Le gouverneur de Kinshasa, Daniel Bumba, a lancé lundi 26 janvier, le contrôle des documents des véhicules sur les principales artères de la capitale. L’innovation réside dans l’instauration d’un système de rotation des agents en trois phases, prolongeant la surveillance routière de 5h du matin jusqu’à minuit.
Cette mesure vise à régulariser la situation des usagers de la route et à maximiser les recettes urbaines, mais elle suscite déjà des inquiétudes chez les conducteurs.
Une surveillance non-stop
Selon le gouverneur, la présence des agents de contrôle ne sera plus ponctuelle mais continue, précisant l’organisation de trois « shifts » :
« Les équipes techniques travaillent de telle manière que cela ne pèse pas sur les agents. Il y aura des permutations ainsi que des changements réguliers pour maintenir l’efficacité sur le terrain », a expliqué M. Bumba.

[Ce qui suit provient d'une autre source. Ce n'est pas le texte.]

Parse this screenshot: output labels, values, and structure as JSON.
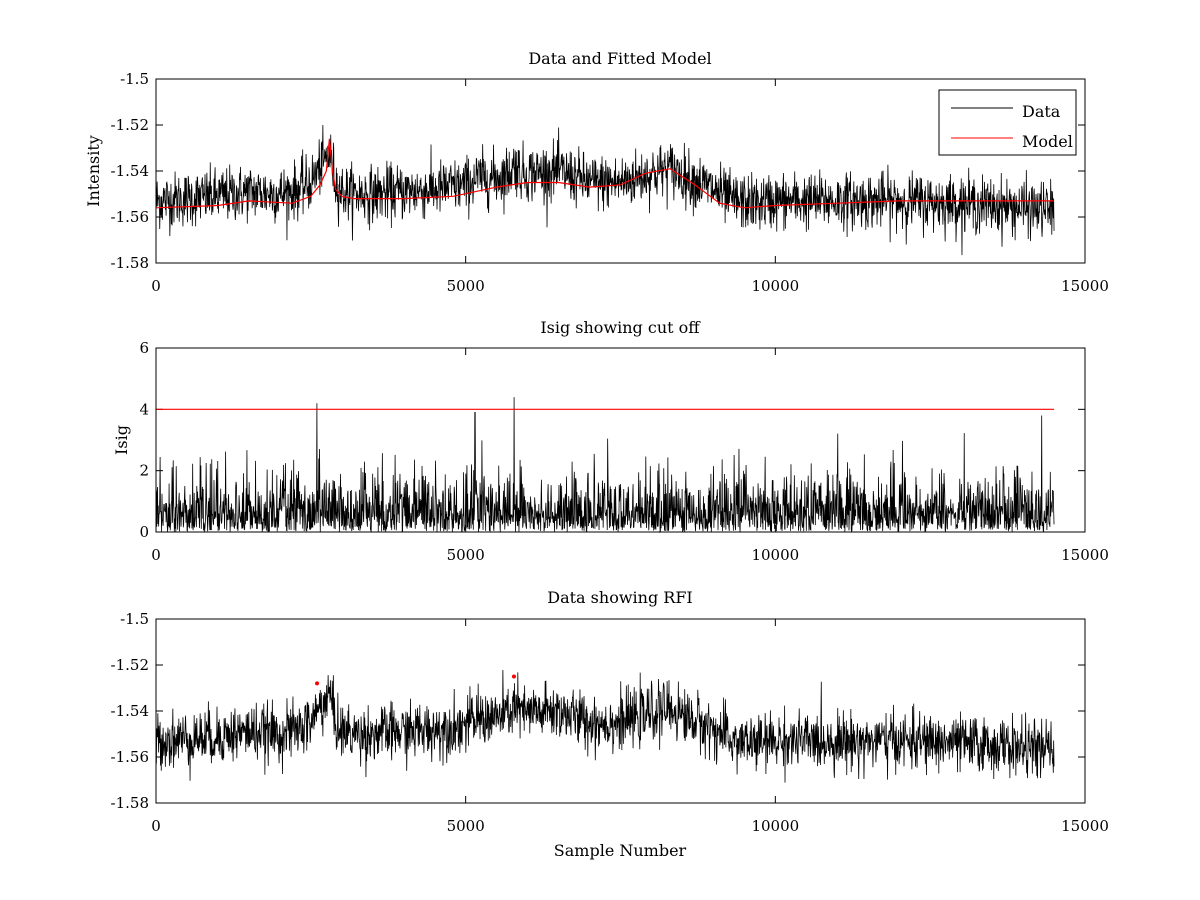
{
  "figure": {
    "background": "#ffffff"
  },
  "chart_data": [
    {
      "type": "line",
      "title": "Data and Fitted Model",
      "xlabel": "",
      "ylabel": "Intensity",
      "xlim": [
        0,
        15000
      ],
      "ylim": [
        -1.58,
        -1.5
      ],
      "xticks": [
        0,
        5000,
        10000,
        15000
      ],
      "yticks": [
        -1.58,
        -1.56,
        -1.54,
        -1.52,
        -1.5
      ],
      "xticklabels": [
        "0",
        "5000",
        "10000",
        "15000"
      ],
      "yticklabels": [
        "-1.58",
        "-1.56",
        "-1.54",
        "-1.52",
        "-1.5"
      ],
      "grid": false,
      "legend": {
        "placement": "top-right",
        "entries": [
          "Data",
          "Model"
        ]
      },
      "series": [
        {
          "name": "Data",
          "color": "#000000",
          "kind": "noisy-band",
          "n_samples": 14500,
          "noise_sd": 0.006,
          "x": [
            0,
            500,
            1000,
            1500,
            2000,
            2300,
            2500,
            2650,
            2750,
            2800,
            2850,
            2900,
            3000,
            3200,
            3500,
            4000,
            4500,
            5000,
            5200,
            5500,
            5700,
            5800,
            5900,
            6000,
            6500,
            7000,
            7500,
            8000,
            8300,
            8600,
            9000,
            9300,
            9700,
            10000,
            11000,
            12000,
            13000,
            14000,
            14500
          ],
          "y": [
            -1.553,
            -1.552,
            -1.551,
            -1.549,
            -1.55,
            -1.548,
            -1.545,
            -1.538,
            -1.535,
            -1.532,
            -1.538,
            -1.545,
            -1.549,
            -1.55,
            -1.55,
            -1.549,
            -1.548,
            -1.546,
            -1.543,
            -1.543,
            -1.541,
            -1.537,
            -1.541,
            -1.541,
            -1.54,
            -1.545,
            -1.545,
            -1.541,
            -1.539,
            -1.543,
            -1.548,
            -1.553,
            -1.554,
            -1.553,
            -1.553,
            -1.553,
            -1.554,
            -1.556,
            -1.557
          ]
        },
        {
          "name": "Model",
          "color": "#ff0000",
          "x": [
            0,
            1000,
            1500,
            2200,
            2500,
            2650,
            2750,
            2800,
            2850,
            2900,
            3000,
            3200,
            4000,
            4800,
            5500,
            6000,
            6500,
            7000,
            7500,
            7900,
            8300,
            8700,
            9100,
            9500,
            10000,
            11000,
            12000,
            13000,
            14500
          ],
          "y": [
            -1.556,
            -1.555,
            -1.553,
            -1.554,
            -1.551,
            -1.546,
            -1.54,
            -1.526,
            -1.54,
            -1.548,
            -1.551,
            -1.552,
            -1.552,
            -1.551,
            -1.547,
            -1.545,
            -1.545,
            -1.547,
            -1.546,
            -1.541,
            -1.539,
            -1.546,
            -1.554,
            -1.556,
            -1.555,
            -1.554,
            -1.553,
            -1.553,
            -1.553
          ]
        }
      ]
    },
    {
      "type": "line",
      "title": "Isig showing cut off",
      "xlabel": "",
      "ylabel": "Isig",
      "xlim": [
        0,
        15000
      ],
      "ylim": [
        0,
        6
      ],
      "xticks": [
        0,
        5000,
        10000,
        15000
      ],
      "yticks": [
        0,
        2,
        4,
        6
      ],
      "xticklabels": [
        "0",
        "5000",
        "10000",
        "15000"
      ],
      "yticklabels": [
        "0",
        "2",
        "4",
        "6"
      ],
      "grid": false,
      "series": [
        {
          "color": "#000000",
          "kind": "noisy-positive",
          "n_samples": 14500,
          "typical_max": 2.5,
          "peaks": [
            {
              "x": 2600,
              "y": 4.2
            },
            {
              "x": 5150,
              "y": 3.9
            },
            {
              "x": 5780,
              "y": 4.4
            },
            {
              "x": 14300,
              "y": 3.8
            }
          ]
        },
        {
          "color": "#ff0000",
          "kind": "cutoff",
          "x": [
            0,
            14500
          ],
          "y": [
            4,
            4
          ]
        }
      ]
    },
    {
      "type": "line",
      "title": "Data showing RFI",
      "xlabel": "Sample Number",
      "ylabel": "",
      "xlim": [
        0,
        15000
      ],
      "ylim": [
        -1.58,
        -1.5
      ],
      "xticks": [
        0,
        5000,
        10000,
        15000
      ],
      "yticks": [
        -1.58,
        -1.56,
        -1.54,
        -1.52,
        -1.5
      ],
      "xticklabels": [
        "0",
        "5000",
        "10000",
        "15000"
      ],
      "yticklabels": [
        "-1.58",
        "-1.56",
        "-1.54",
        "-1.52",
        "-1.5"
      ],
      "grid": false,
      "series": [
        {
          "color": "#000000",
          "kind": "noisy-band",
          "n_samples": 14500,
          "noise_sd": 0.006,
          "x": [
            0,
            500,
            1000,
            1500,
            2000,
            2300,
            2500,
            2650,
            2750,
            2800,
            2850,
            2900,
            3000,
            3200,
            3500,
            4000,
            4500,
            5000,
            5200,
            5500,
            5700,
            5800,
            5900,
            6000,
            6500,
            7000,
            7500,
            8000,
            8300,
            8600,
            9000,
            9300,
            9700,
            10000,
            11000,
            12000,
            13000,
            14000,
            14500
          ],
          "y": [
            -1.553,
            -1.552,
            -1.551,
            -1.549,
            -1.55,
            -1.548,
            -1.545,
            -1.538,
            -1.535,
            -1.532,
            -1.538,
            -1.545,
            -1.549,
            -1.55,
            -1.55,
            -1.549,
            -1.548,
            -1.546,
            -1.543,
            -1.543,
            -1.541,
            -1.537,
            -1.541,
            -1.541,
            -1.54,
            -1.545,
            -1.545,
            -1.541,
            -1.539,
            -1.543,
            -1.548,
            -1.553,
            -1.554,
            -1.553,
            -1.553,
            -1.553,
            -1.554,
            -1.556,
            -1.557
          ]
        },
        {
          "color": "#ff0000",
          "kind": "markers",
          "x": [
            2600,
            5780
          ],
          "y": [
            -1.528,
            -1.525
          ]
        }
      ]
    }
  ]
}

Entre peur et civisme fiscal
L’annonce de contrôles nocturnes (jusqu’à minuit) provoque des réactions contrastées au sein de la population kinoise. Pour certains conducteurs de taxis et de motos, cette mesure est perçue comme un risque sécuritaire supplémentaire.
« Le travail en RDC se termine généralement à 17h. Si l’on me confisque ma moto au-delà de 22h, je risque de considérer cela comme un acte criminel compte tenu de l’obscurité. Que veut-on à la fin ? », s’interroge un motocycliste.
À l’inverse, d’autres citoyens appellent au sens des responsabilités : « Tout pays doit avoir des lois et des règlements. Nous avons pris la mauvaise habitude de ne pas payer de taxes. Il faut normaliser les choses, cette disposition n’est pas mauvaise en soi », tempère un automobiliste.
Ces contrôles ont provoqué la rareté de transports en commun, obligeant de nombreuses personnes à faire le pied pour se rendre à leurs différentes destinations. Pour éviter les interactions avec les agents de contrôle, de nombreux propriétaires de véhicules, ont choisi de garder leurs véhicules à domicile ce mardi 27 janvier.